暗記が中心となる科目は、30分間で昨日の復習と新しい範囲をバランスよく回し、長期記憶に定着させることを意識して進めましょう。
9月から11月末
9月から11月末にかけては、次の3つのテーマを柱にを進めます。
◯ 二次試験や私立大学入試で使用する科目の入試レベル演習と総復習
◯ 国公立大学二次試験および私立大学の過去問演習
◯ まだ入試レベルの問題に取り組めていない場合は基礎固めの徹底
12月の第1週からは共通テスト対策が中心となるため、二次試験レベルの演習や過去問演習は11月末までにできる限り進めておきたいです。
各科目については、夏休み中に取り組んだ内容を引き続き順番に進めます。
共通テストやセンター試験の過去問を解いて最低でも70%程度取れるようになれば、典型的な問題には十分対応できていると考えられます。
次のステップとして、MARCH・関関同立レベルの過去問を解いて、この段階で65%程度得点できるようであれば、いよいよ難関国公立大学の過去問にもチャレンジする実力がついてきたと判断できます。
得意科目は週に1年分の過去問を解きしっかり復習、苦手科目については定期的にセンターやMARCH・関関同立の過去問を演習しながら、自分の得意・不得意をリストアップし、継続的に総復習を進めましょう。
まとめてみましょう。
◯ 夏休みに完成させた標準レベルをさらに強化
◯ センター・共通テスト過去問で70%以上を目指す
◯ 入試レベルの問題集にも取り組む(難関問題集の活用)
◯ MARCH・関関同立の過去問で実力チェック
◯ 二次試験の過去問にも挑戦
理想としては、11月末までに二次試験の過去問を合計10年分解き終えることを目標としましょう。
12月第1週から共通テスト本番
12月第1週からは、勉強時間の8〜9割を共通テスト対策に充て、残りの1〜2割を二次試験の過去問演習とその復習に使う配分に切り替えます。

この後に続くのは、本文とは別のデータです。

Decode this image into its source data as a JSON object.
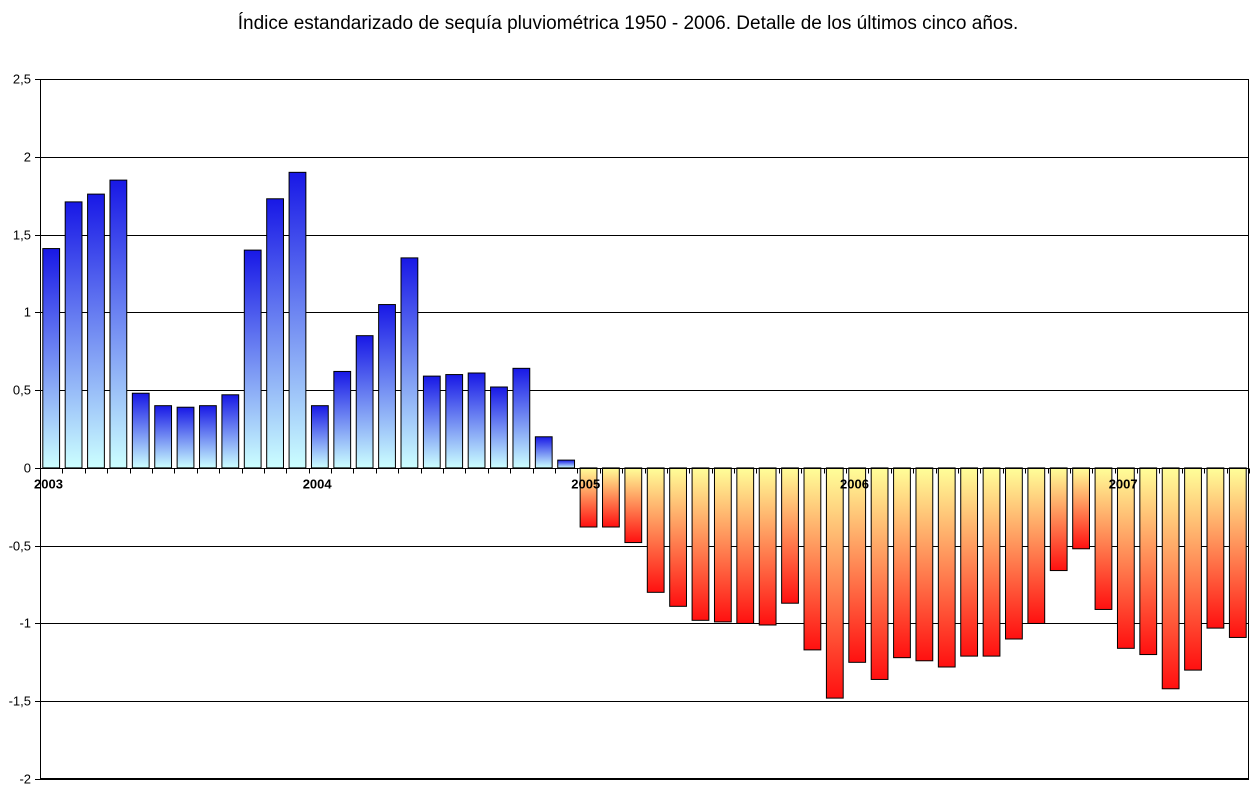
{
  "chart_data": {
    "type": "bar",
    "title": "Índice estandarizado de sequía pluviométrica 1950 - 2006. Detalle de los últimos cinco años.",
    "xlabel": "",
    "ylabel": "",
    "ylim": [
      -2,
      2.5
    ],
    "yticks": [
      2.5,
      2,
      1.5,
      1,
      0.5,
      0,
      -0.5,
      -1,
      -1.5,
      -2
    ],
    "ytick_labels": [
      "2,5",
      "2",
      "1,5",
      "1",
      "0,5",
      "0",
      "-0,5",
      "-1",
      "-1,5",
      "-2"
    ],
    "year_labels": [
      {
        "label": "2003",
        "index": 0
      },
      {
        "label": "2004",
        "index": 12
      },
      {
        "label": "2005",
        "index": 24
      },
      {
        "label": "2006",
        "index": 36
      },
      {
        "label": "2007",
        "index": 48
      }
    ],
    "values": [
      1.41,
      1.71,
      1.76,
      1.85,
      0.48,
      0.4,
      0.39,
      0.4,
      0.47,
      1.4,
      1.73,
      1.9,
      0.4,
      0.62,
      0.85,
      1.05,
      1.35,
      0.59,
      0.6,
      0.61,
      0.52,
      0.64,
      0.2,
      0.05,
      -0.38,
      -0.38,
      -0.48,
      -0.8,
      -0.89,
      -0.98,
      -0.99,
      -1.0,
      -1.01,
      -0.87,
      -1.17,
      -1.48,
      -1.25,
      -1.36,
      -1.22,
      -1.24,
      -1.28,
      -1.21,
      -1.21,
      -1.1,
      -1.0,
      -0.66,
      -0.52,
      -0.91,
      -1.16,
      -1.2,
      -1.42,
      -1.3,
      -1.03,
      -1.09
    ],
    "grid": true,
    "colors": {
      "positive_top": "#1818e6",
      "positive_bottom": "#ccffff",
      "negative_top": "#ffff99",
      "negative_bottom": "#ff1010",
      "gridline": "#000000",
      "bar_stroke": "#000000"
    }
  }
}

英語・数学・理科2科目は、実戦問題集で共通テスト本番の形式にしっかり慣れることを重視します。
特に今年度から出題傾向が大きく変化しているため、過去問よりも秋に発売される最新の実戦問題集に優先して取り組むのがおすすめです。
国語・社会・情報は、この時期にもう一度知識のインプットを再開しましょう。
現代文では漢字や慣用句、余裕があれば重要キーワードにも目を通します。古文は古文単語300語と文法、漢文は「ヤマのヤマ」を使って代表的な句形・句法60個をしっかり覚えるのが目標です。
社会と情報に関しては、参考書1冊を使って全体の知識を一通り復習します。
12月後半からは実戦問題集に取り組み、アウトプットを通じて得点力の仕上げに入りましょう。
④共通テストから二次試験
1月中旬に共通テストが終了し、2月25日に二次試験が行われます。
2月1日から10日ごろまでは私立大学の入試期間となります。
過去問演習については、学部によって3年分だけ解く場合もあれば、10年分取り組む場合もあります。いずれにしても、過去問を解くだけでなく、復習や分析をしっかり行いましょう。
私立大学の受験期間中以外の時間は、二次試験の過去問演習と総復習に充てます。